Kathy Gibson reports from Kaspersky Labs’ Cybersecurity conference in Baku – Smart cities are on their way: around the world, cities are looking to connected infrastructure and communications to improve service delivery to citizens – but the benefits of smart cities come with a host of new and potentially crippling cyberthreats.
Denis Legezo, technology positioning manager at Kaspersky Lab, points out that the Internet of Things (IoT) changes the security landscape entirely, and Kaspersky has seen a sharp increase in the number of threats being reported.
“These devices are not supposed to be online – but many of them are,” he says. In fact, about 600 000 ICS devices can be found on the Internet today, and this number of growing.
More worrying is the number of CCTV cameras that can be found online simply by searching for them. Even power turbines have been identified as connected and accessible by literally anyone with an Internet connection.

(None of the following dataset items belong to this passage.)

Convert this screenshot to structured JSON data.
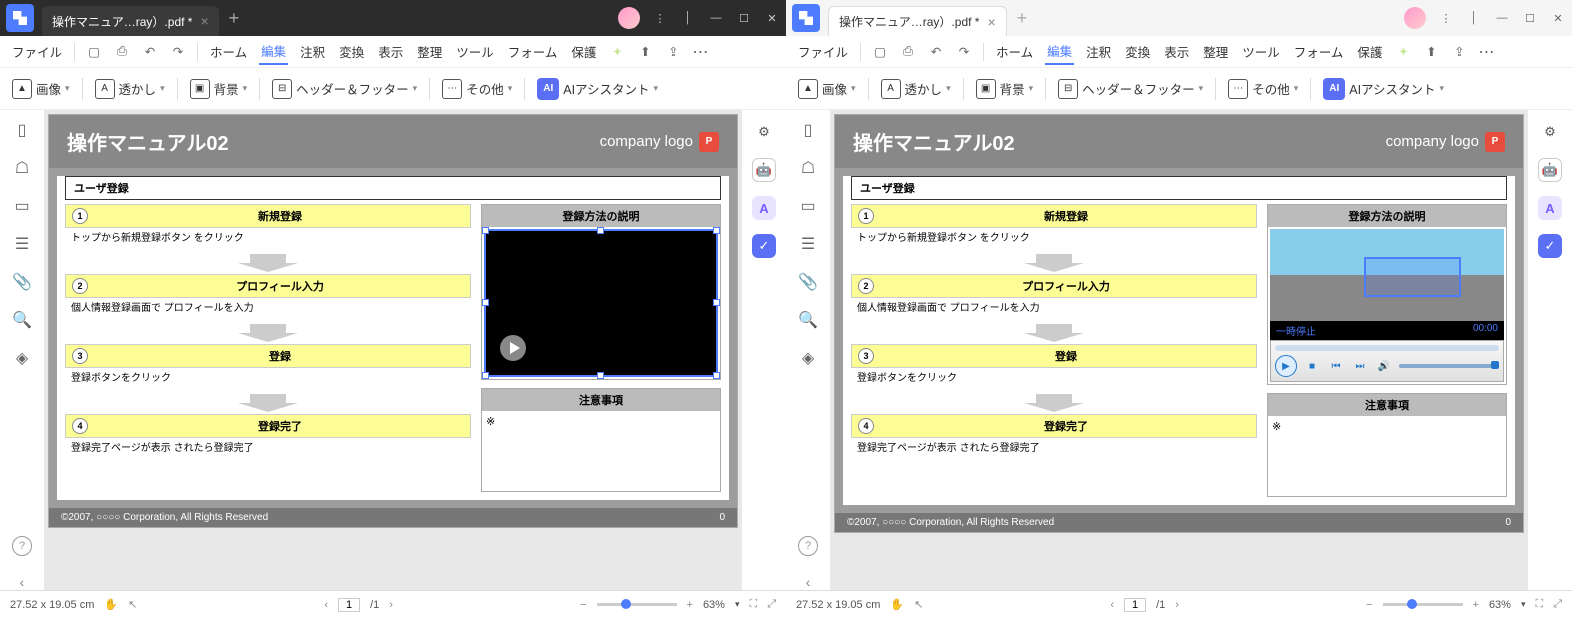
{
  "tab_title": "操作マニュア…ray）.pdf *",
  "menu": {
    "file": "ファイル",
    "items": [
      "ホーム",
      "編集",
      "注釈",
      "変換",
      "表示",
      "整理",
      "ツール",
      "フォーム",
      "保護"
    ],
    "active": 1
  },
  "toolbar": {
    "image": "画像",
    "watermark": "透かし",
    "background": "背景",
    "header_footer": "ヘッダー＆フッター",
    "other": "その他",
    "ai": "AIアシスタント"
  },
  "doc": {
    "title": "操作マニュアル02",
    "company": "company logo",
    "section": "ユーザ登録",
    "steps": [
      {
        "num": "1",
        "title": "新規登録",
        "body": "トップから新規登録ボタン\nをクリック"
      },
      {
        "num": "2",
        "title": "プロフィール入力",
        "body": "個人情報登録画面で\nプロフィールを入力"
      },
      {
        "num": "3",
        "title": "登録",
        "body": "登録ボタンをクリック"
      },
      {
        "num": "4",
        "title": "登録完了",
        "body": "登録完了ページが表示\nされたら登録完了"
      }
    ],
    "panel_explain": "登録方法の説明",
    "panel_caution": "注意事項",
    "caution_body": "※",
    "footer": "©2007, ○○○○ Corporation, All Rights Reserved",
    "page_num": "0"
  },
  "video": {
    "status": "一時停止",
    "time": "00:00"
  },
  "status": {
    "dims": "27.52 x 19.05 cm",
    "page": "1",
    "total": "/1",
    "zoom": "63%"
  }
}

“Even a schoolchild could search these devices online and find them,” says Legezo.
Hospitals are among the most vulnerable sites, with new IoT devices joining the local area network and WiFi connectivity to increase the number of threats for these systems.
A number of cities have installed sensors on roads to monitor traffic flows, check speed compliance and add security to the area.
“A hacker can literally stand underneath many of these sensors, on the kerb, and access all the information that has been collected,” Legezo says.
“In addition, people can change the status of these devices quite easily.”
With the growth of the IoT, more commonplace devices could become potential entry points for attacks: even cameras or appliances will be linked to home or corporate networks and open of new vulnerabilities.
To counteract the threat, Legezo advises industrial organisations to start thinking out of the box: to accept that attacks probably won’t come be the same as before. In light of this, they should look to developing new standards that are more appropriate for the changing environment.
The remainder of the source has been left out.